Those aren’t words you’d expect to hear from a police officer who has just encountered someone shooting heroin on the street.

But that’s exactly what Lt. Leslie Mills of the Washington State Department of Corrections says to a heroin user in a surprising scene from tonight’s new FRONTLINE documentary, Chasing Heroin going on to offer the young woman the chance to eat something, get help and call her parents, rather than locking her behind bars.

This unexpected interaction reflects an about-face in the relationship between law enforcement and addicts that has characterized much of the country’s decades-long war on drugs, and is part of a bold experiment in Seattle called Law Enforcement Assisted Diversion, or LEAD.

Launched in 2011, LEAD gives police officers the discretion to either arrest low-level drug offenders, or divert them to counseling, social services or treatment.

“We could not incarcerate people or arrest our way out of the problem,” Mills tells FRONTLINE. As Chasing Heroin explores, more and more communities across the country are now thinking the same way, in the face of a heroin and prescription opioid crisis that has been called the worst drug epidemic in United States history.

“We wanted to investigate how we reached this potentially transformative moment, and explore what happens when addiction is treated like a public health crisis, not a crime,” says award-winning producer Marcela Gaviria, who previously chronicled U.S. drug policy in the acclaimed FRONTLINE series Drug Wars.

To make Chasing Heroin, Gaviria and her team, including correspondent Martin Smith, spent nearly a year investigating how the heroin epidemic as we know it came to be.

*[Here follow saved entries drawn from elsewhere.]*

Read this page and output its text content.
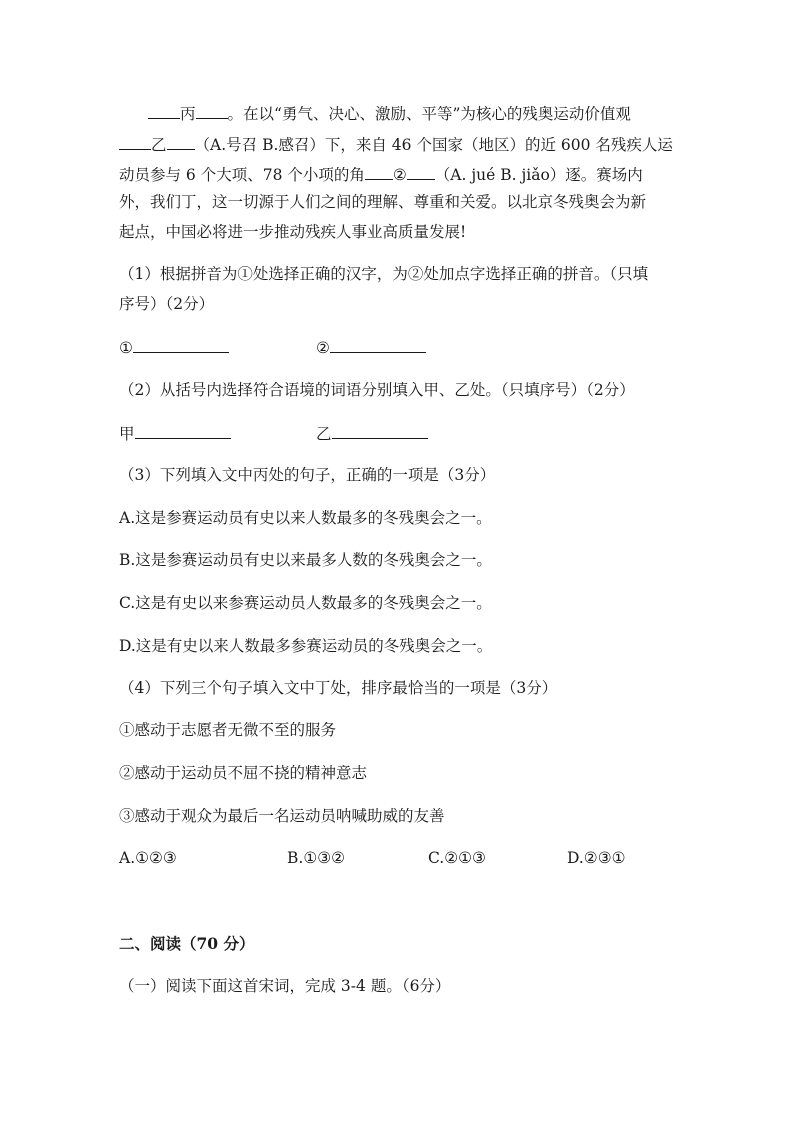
丙 。在以“勇气、决心、激励、平等”为核心的残奥运动价值观
乙 （A.号召 B.感召）下，来自 46 个国家（地区）的近 600 名残疾人运
动员参与 6 个大项、78 个小项的角 ② （A. jué B. jiǎo）逐。赛场内
外，我们丁，这一切源于人们之间的理解、尊重和关爱。以北京冬残奥会为新
起点，中国必将进一步推动残疾人事业高质量发展!
（1）根据拼音为①处选择正确的汉字，为②处加点字选择正确的拼音。（只填
序号）（2分）
①	②
（2）从括号内选择符合语境的词语分别填入甲、乙处。（只填序号）（2分）
甲	乙
（3）下列填入文中丙处的句子，正确的一项是（3分）
A.这是参赛运动员有史以来人数最多的冬残奥会之一。
B.这是参赛运动员有史以来最多人数的冬残奥会之一。
C.这是有史以来参赛运动员人数最多的冬残奥会之一。
D.这是有史以来人数最多参赛运动员的冬残奥会之一。
（4）下列三个句子填入文中丁处，排序最恰当的一项是（3分）
①感动于志愿者无微不至的服务
②感动于运动员不屈不挠的精神意志
③感动于观众为最后一名运动员呐喊助威的友善
A.①②③	B.①③②	C.②①③	D.②③①
二、阅读（70 分）
（一）阅读下面这首宋词，完成 3-4 题。（6分）
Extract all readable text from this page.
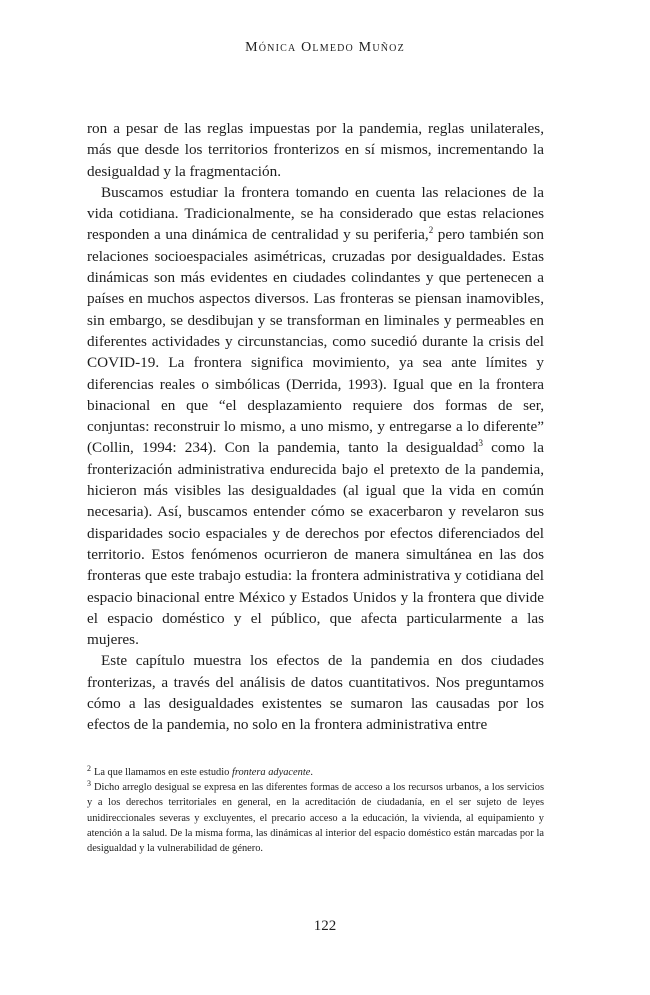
Mónica Olmedo Muñoz

ron a pesar de las reglas impuestas por la pandemia, reglas unilaterales, más que desde los territorios fronterizos en sí mismos, incrementando la desigualdad y la fragmentación.

Buscamos estudiar la frontera tomando en cuenta las relaciones de la vida cotidiana. Tradicionalmente, se ha considerado que estas relaciones responden a una dinámica de centralidad y su periferia,$^2$ pero también son relaciones socioespaciales asimétricas, cruzadas por desigualdades. Estas dinámicas son más evidentes en ciudades colindantes y que pertenecen a países en muchos aspectos diversos. Las fronteras se piensan inamovibles, sin embargo, se desdibujan y se transforman en liminales y permeables en diferentes actividades y circunstancias, como sucedió durante la crisis del COVID-19. La frontera significa movimiento, ya sea ante límites y diferencias reales o simbólicas (Derrida, 1993). Igual que en la frontera binacional en que “el desplazamiento requiere dos formas de ser, conjuntas: reconstruir lo mismo, a uno mismo, y entregarse a lo diferente” (Collin, 1994: 234). Con la pandemia, tanto la desigualdad$^3$ como la fronterización administrativa endurecida bajo el pretexto de la pandemia, hicieron más visibles las desigualdades (al igual que la vida en común necesaria). Así, buscamos entender cómo se exacerbaron y revelaron sus disparidades socio espaciales y de derechos por efectos diferenciados del territorio. Estos fenómenos ocurrieron de manera simultánea en las dos fronteras que este trabajo estudia: la frontera administrativa y cotidiana del espacio binacional entre México y Estados Unidos y la frontera que divide el espacio doméstico y el público, que afecta particularmente a las mujeres.

Este capítulo muestra los efectos de la pandemia en dos ciudades fronterizas, a través del análisis de datos cuantitativos. Nos preguntamos cómo a las desigualdades existentes se sumaron las causadas por los efectos de la pandemia, no solo en la frontera administrativa entre

$^2$ La que llamamos en este estudio frontera adyacente.

$^3$ Dicho arreglo desigual se expresa en las diferentes formas de acceso a los recursos urbanos, a los servicios y a los derechos territoriales en general, en la acreditación de ciudadanía, en el ser sujeto de leyes unidireccionales severas y excluyentes, el precario acceso a la educación, la vivienda, al equipamiento y atención a la salud. De la misma forma, las dinámicas al interior del espacio doméstico están marcadas por la desigualdad y la vulnerabilidad de género.

122
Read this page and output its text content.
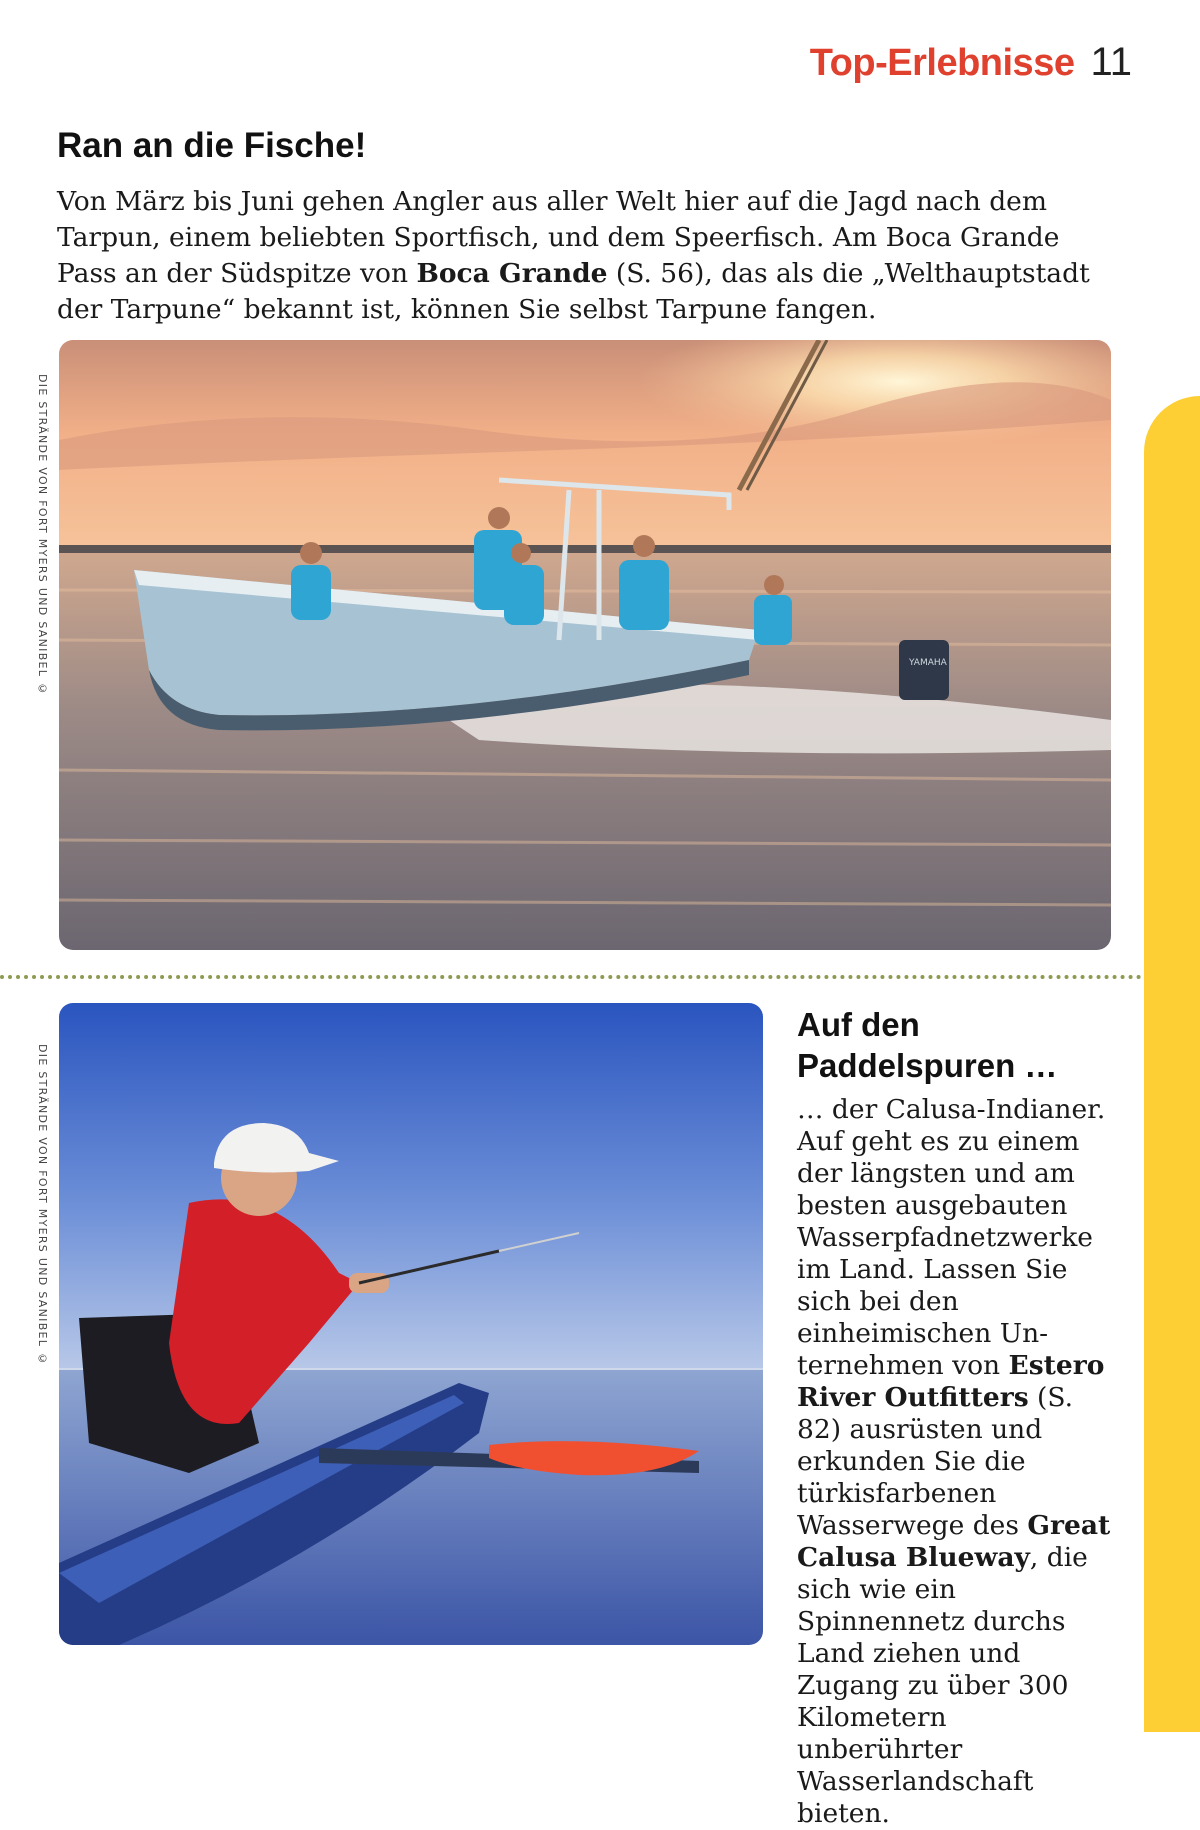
Top-Erlebnisse 11
Ran an die Fische!

Von März bis Juni gehen Angler aus aller Welt hier auf die Jagd nach dem Tarpun, einem beliebten Sportfisch, und dem Speerfisch. Am Boca Grande Pass an der Südspitze von Boca Grande (S. 56), das als die „Welthauptstadt der Tarpune“ bekannt ist, können Sie selbst Tarpune fangen.

DIE STRÄNDE VON FORT MYERS UND SANIBEL ©	YAMAHA
DIE STRÄNDE VON FORT MYERS UND SANIBEL ©
Auf den
Paddelspuren …

… der Calusa-Indianer. Auf geht es zu einem der längsten und am besten ausgebauten Wasserpfadnetzwerke im Land. Lassen Sie sich bei den einheimischen Un- ternehmen von Estero River Outfitters (S. 82) ausrüsten und erkunden Sie die türkisfarbenen Wasserwege des Great Calusa Blueway, die sich wie ein Spinnennetz durchs Land ziehen und Zugang zu über 300 Kilometern unberührter Wasserlandschaft bieten.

In addition to raw, individual stories of addiction, the documentary paints a bigger picture about opioid abuse — investigating big pharma’s push to popularize opioid painkillers like Oxycontin, which are described by one interviewee as “heroin prep school.”

With toughness and clarity, tonight’s two-hour special investigates how pills and heroin began taking a toll in new communities, largely white and suburban; how the national conversation around addiction is being reframed from a criminal justice issue, to a public health one; and how cities across the country are now reimagining the war on drugs and experimenting with radical new approaches like LEAD.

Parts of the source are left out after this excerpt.